El filósofo español Gustavo Bueno, artífice del potente sistema de ideas popularmente conocido como “materialismo filosófico”, publicó en 1985 un ensayo trascendental, un hito fundamental en la historia del pensamiento español: El animal divino. En él Bueno, inspirándose en Zubiri, definía el fenómeno religioso, con certera precisión, como “una religación de los hombres con los númenes”, los cuales habrían de tener una base real positiva, es decir, una materialidad. A saber: los animales prehistóricos pintados en las bóvedas de las antediluvianas cuevas del Paleolítico. Existen determinadas películas que actúan como una especie de numen; para mí, Carol sería un ejemplo paradigmático. Con ella establezco una peculiar religación de lo más profundo de mi ser, de mis entrañas, a través de la historia y los personajes que de forma admirable nos narra el director, guionista y productor estadounidense Todd Haynes. Debía de transcurrir el estío del año 2018 cuando mis retinas se solazaron por vez primera con el visionado de esta obra maestra irrepetible. Por razones incognoscibles del siempre veleidoso azar, hasta aquellas calendas no tuve conocimiento de la existencia de esta sorprendente obra, cuando, atrapado por una vorágine vertiginosa de zapping televisivo, tropecé por sorpresa con los semblantes seráficos y celestiales de esas dos damas admirables, Cate Blanchett y Rooney Mara, actrices excelsas asentadas por méritos propios más allá del bien y del mal, con sus miradas libidinosas, casi culpables, en los intersticios de una juguetería neoyorquina durante la década de los gloriosos años cincuenta.
Mientras veía la película por vez primera, sin duda una de las experiencias más gratificantes y enriquecedoras de mi trayectoria vital —por decirlo con las sabias palabras de Ortega y Gasset—, era plenamente consciente de que Carol era una cinta atemporal, extremadamente clásica, impropia de los frenéticos y fútiles ritmos circadianos que, por desgracia, priman en la mayor parte del panorama cinematográfico actual.
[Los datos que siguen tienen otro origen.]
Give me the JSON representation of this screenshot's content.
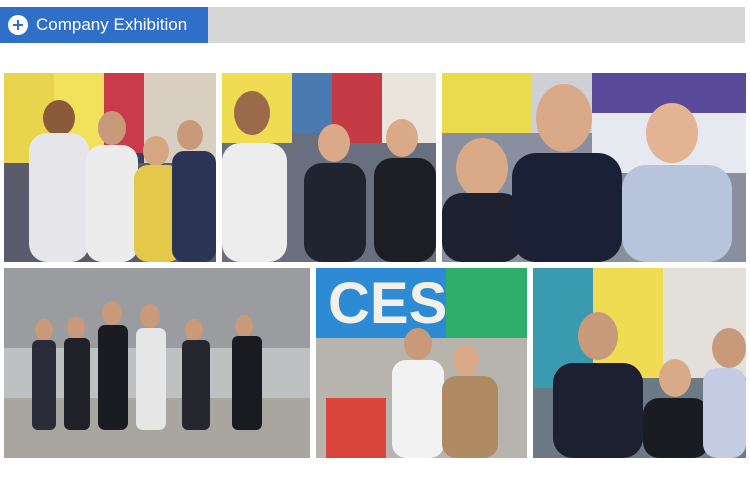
{
  "section": {
    "title": "Company Exhibition",
    "icon": "plus-circle-icon",
    "accent_color": "#2f6fc8",
    "bar_color": "#d6d6d6"
  },
  "gallery": {
    "photos": [
      {
        "label": "exhibition-photo-1"
      },
      {
        "label": "exhibition-photo-2"
      },
      {
        "label": "exhibition-photo-3"
      },
      {
        "label": "exhibition-photo-4"
      },
      {
        "label": "exhibition-photo-5",
        "sign_text": "CES"
      },
      {
        "label": "exhibition-photo-6"
      }
    ]
  }
}
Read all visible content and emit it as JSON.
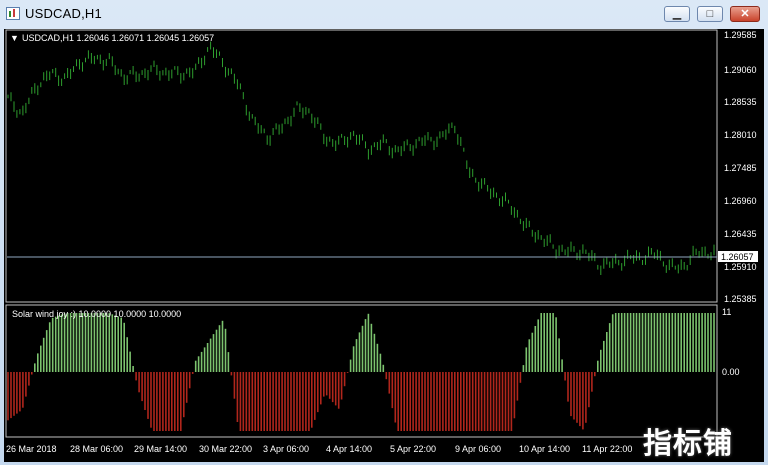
{
  "window": {
    "title": "USDCAD,H1",
    "minimize_glyph": "▁",
    "maximize_glyph": "□",
    "close_glyph": "✕"
  },
  "main_panel": {
    "header": "USDCAD,H1  1.26046 1.26071 1.26045 1.26057",
    "menu_glyph": "▼",
    "current_price": "1.26057",
    "price_labels": [
      "1.29585",
      "1.29060",
      "1.28535",
      "1.28010",
      "1.27485",
      "1.26960",
      "1.26435",
      "1.25910",
      "1.25385"
    ]
  },
  "indicator_panel": {
    "header": "Solar wind joy :) 10.0000 10.0000 10.0000",
    "scale_labels": [
      "11",
      "0.00"
    ]
  },
  "time_axis": {
    "labels": [
      "26 Mar 2018",
      "28 Mar 06:00",
      "29 Mar 14:00",
      "30 Mar 22:00",
      "3 Apr 06:00",
      "4 Apr 14:00",
      "5 Apr 22:00",
      "9 Apr 06:00",
      "10 Apr 14:00",
      "11 Apr 22:00"
    ]
  },
  "colors": {
    "background": "#000000",
    "grid_border": "#c0c0c0",
    "bars_up": "#2e9e2e",
    "histogram_positive": "#7cc36e",
    "histogram_negative": "#b0261c",
    "price_line": "#8fa9bf"
  },
  "watermark": "指标铺",
  "chart_data": {
    "type": "bar",
    "title": "USDCAD,H1",
    "series": [
      {
        "name": "USDCAD,H1",
        "values": [
          1.2856,
          1.2832,
          1.2878,
          1.2897,
          1.2888,
          1.2916,
          1.2921,
          1.2917,
          1.2892,
          1.2894,
          1.2903,
          1.2898,
          1.2896,
          1.2901,
          1.294,
          1.2912,
          1.2878,
          1.282,
          1.2795,
          1.281,
          1.284,
          1.2835,
          1.2792,
          1.2785,
          1.28,
          1.2775,
          1.2786,
          1.2772,
          1.2782,
          1.279,
          1.2792,
          1.2815,
          1.274,
          1.2716,
          1.27,
          1.2681,
          1.265,
          1.2634,
          1.2616,
          1.2611,
          1.2612,
          1.259,
          1.2592,
          1.26,
          1.2602,
          1.2608,
          1.2584,
          1.259,
          1.2613,
          1.2606
        ]
      },
      {
        "name": "Solar wind joy :)",
        "values": [
          -9,
          -7,
          3,
          10,
          11,
          11,
          11,
          11,
          10,
          -3,
          -11,
          -11,
          -11,
          2,
          6,
          10,
          -11,
          -11,
          -11,
          -11,
          -11,
          -11,
          -4,
          -7,
          5,
          11,
          2,
          -11,
          -11,
          -11,
          -11,
          -11,
          -11,
          -11,
          -11,
          -11,
          5,
          11,
          11,
          -8,
          -11,
          3,
          11,
          11,
          11,
          11,
          11,
          11,
          11,
          11
        ]
      }
    ],
    "price_axis": {
      "ylim": [
        1.25385,
        1.29585
      ]
    },
    "indicator_axis": {
      "ylim": [
        -11,
        11
      ]
    },
    "legend": "none"
  }
}
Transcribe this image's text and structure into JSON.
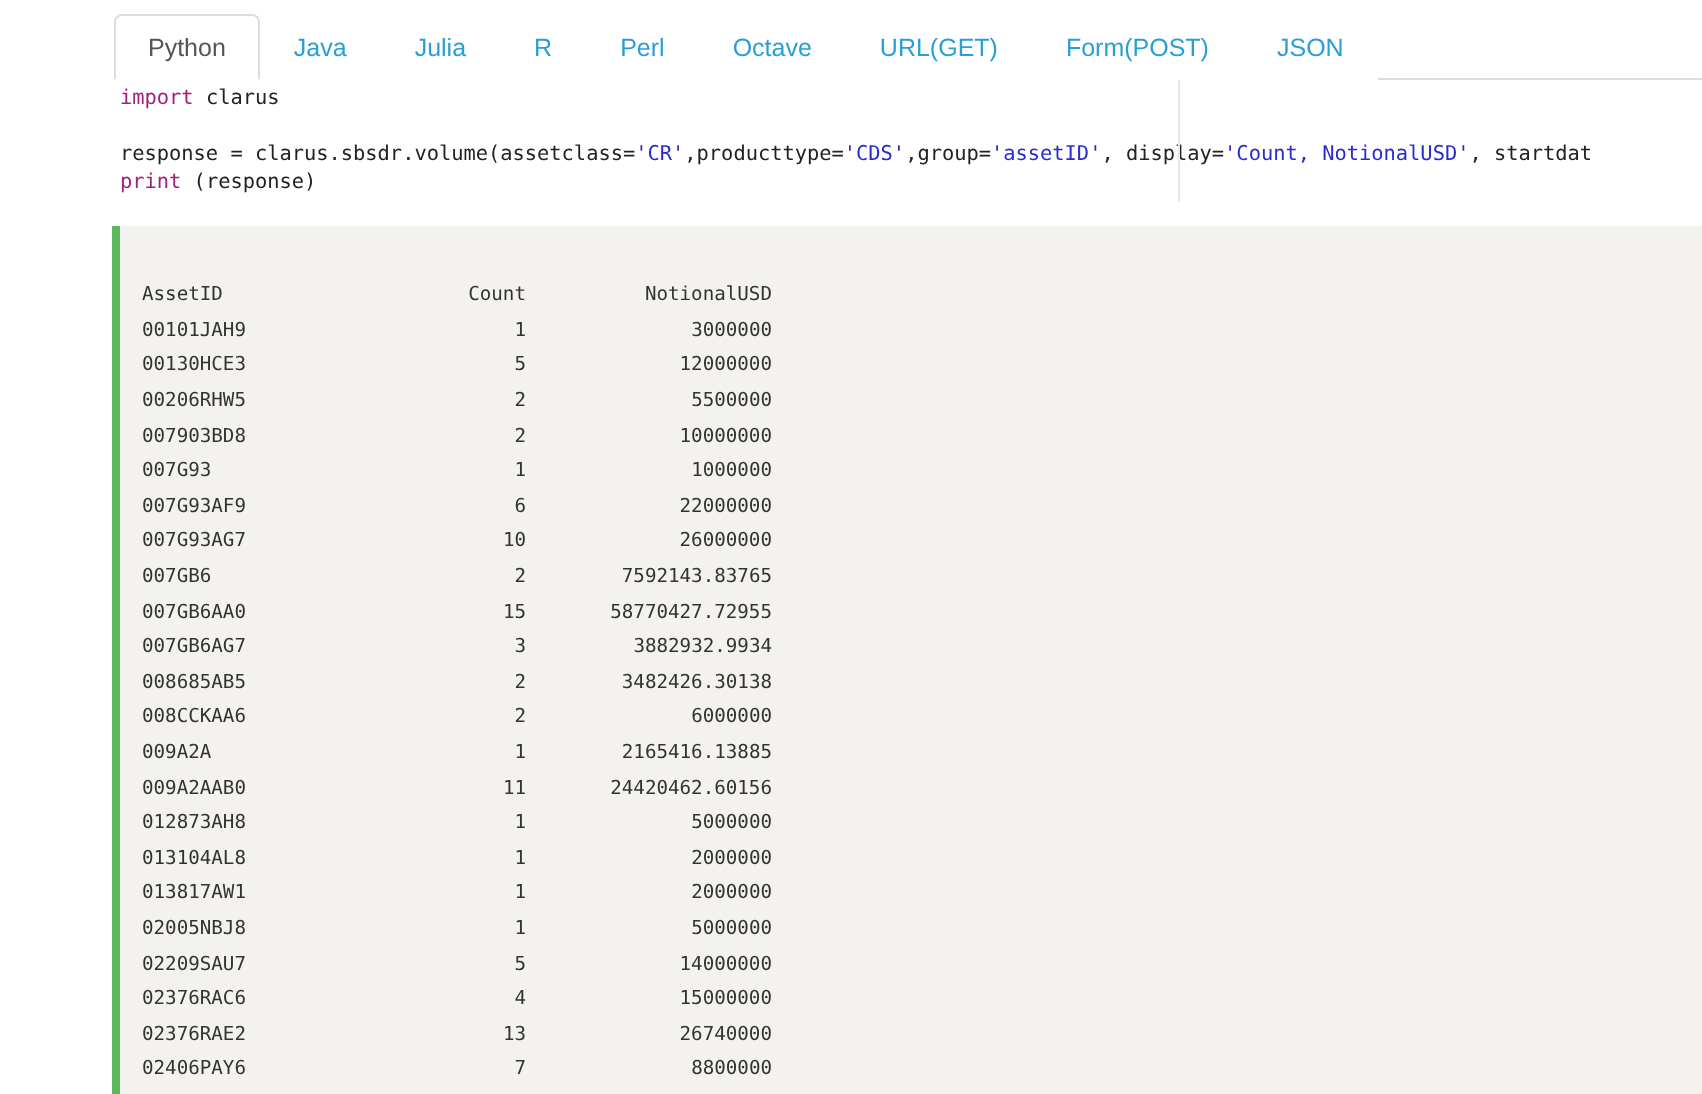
{
  "tabs": [
    {
      "label": "Python",
      "selected": true
    },
    {
      "label": "Java",
      "selected": false
    },
    {
      "label": "Julia",
      "selected": false
    },
    {
      "label": "R",
      "selected": false
    },
    {
      "label": "Perl",
      "selected": false
    },
    {
      "label": "Octave",
      "selected": false
    },
    {
      "label": "URL(GET)",
      "selected": false
    },
    {
      "label": "Form(POST)",
      "selected": false
    },
    {
      "label": "JSON",
      "selected": false
    }
  ],
  "code": {
    "paragraphs": [
      [
        {
          "tokens": [
            {
              "kind": "keyword",
              "text": "import"
            },
            {
              "kind": "plain",
              "text": " clarus"
            }
          ]
        }
      ],
      [
        {
          "tokens": [
            {
              "kind": "plain",
              "text": "response = clarus.sbsdr.volume(assetclass="
            },
            {
              "kind": "string",
              "text": "'CR'"
            },
            {
              "kind": "plain",
              "text": ",producttype="
            },
            {
              "kind": "string",
              "text": "'CDS'"
            },
            {
              "kind": "plain",
              "text": ",group="
            },
            {
              "kind": "string",
              "text": "'assetID'"
            },
            {
              "kind": "plain",
              "text": ", display="
            },
            {
              "kind": "string",
              "text": "'Count, NotionalUSD'"
            },
            {
              "kind": "plain",
              "text": ", startdat"
            }
          ]
        },
        {
          "tokens": [
            {
              "kind": "keyword",
              "text": "print"
            },
            {
              "kind": "plain",
              "text": " (response)"
            }
          ]
        }
      ]
    ]
  },
  "output": {
    "columns": [
      "AssetID",
      "Count",
      "NotionalUSD"
    ],
    "rows": [
      [
        "00101JAH9",
        "1",
        "3000000"
      ],
      [
        "00130HCE3",
        "5",
        "12000000"
      ],
      [
        "00206RHW5",
        "2",
        "5500000"
      ],
      [
        "007903BD8",
        "2",
        "10000000"
      ],
      [
        "007G93",
        "1",
        "1000000"
      ],
      [
        "007G93AF9",
        "6",
        "22000000"
      ],
      [
        "007G93AG7",
        "10",
        "26000000"
      ],
      [
        "007GB6",
        "2",
        "7592143.83765"
      ],
      [
        "007GB6AA0",
        "15",
        "58770427.72955"
      ],
      [
        "007GB6AG7",
        "3",
        "3882932.9934"
      ],
      [
        "008685AB5",
        "2",
        "3482426.30138"
      ],
      [
        "008CCKAA6",
        "2",
        "6000000"
      ],
      [
        "009A2A",
        "1",
        "2165416.13885"
      ],
      [
        "009A2AAB0",
        "11",
        "24420462.60156"
      ],
      [
        "012873AH8",
        "1",
        "5000000"
      ],
      [
        "013104AL8",
        "1",
        "2000000"
      ],
      [
        "013817AW1",
        "1",
        "2000000"
      ],
      [
        "02005NBJ8",
        "1",
        "5000000"
      ],
      [
        "02209SAU7",
        "5",
        "14000000"
      ],
      [
        "02376RAC6",
        "4",
        "15000000"
      ],
      [
        "02376RAE2",
        "13",
        "26740000"
      ],
      [
        "02406PAY6",
        "7",
        "8800000"
      ]
    ]
  }
}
Tras haberla visto en innumerables ocasiones, afirmo, apodícticamente, que Carol es un clásico irrebatible y contundente, porque retrata algo constante e imperecedero: la condición humana, que dirían Malraux o Arendt. Una obra sutil, sensual, elegante y, sobre todo, profundamente clásica. Haynes, autor de películas tan insólitas, atrabiliarias y heteróclitas como Safe o I’m Not There, supo captar la esencia de los mejores melodramas de la época dorada hollywoodiense. Douglas Sirk, dándole la razón a Platón y su mito del carro alado, se reencarnaba en cuerpo y alma en la mente de Haynes, dotando a Carol de ese aroma tan sabroso y pesarosamente romántico, si se me permite el oxímoron, característico de las mejores películas de la dorada década de los cincuenta. Resulta inevitable pensar en Vacaciones en Roma, obra maestra de William Wyler, aquel relato feérico y amoroso entre dos actores en perpetuo estado de gracia, Gregory Peck y Audrey Hepburn, un delicioso cuento de hadas ahíto de romanticismo, un sentido y venerable alegato en defensa de la catarsis de la garzonía y los enamoramientos. Cómo olvidar Breve encuentro, del único e irrepetible maestro británico David Lean, una de las cintas más encantadoras de todos los tiempos, en la que el impagable talento del director inglés lograba la gesta de filmar lo imposible: un estado mental, el enamoramiento.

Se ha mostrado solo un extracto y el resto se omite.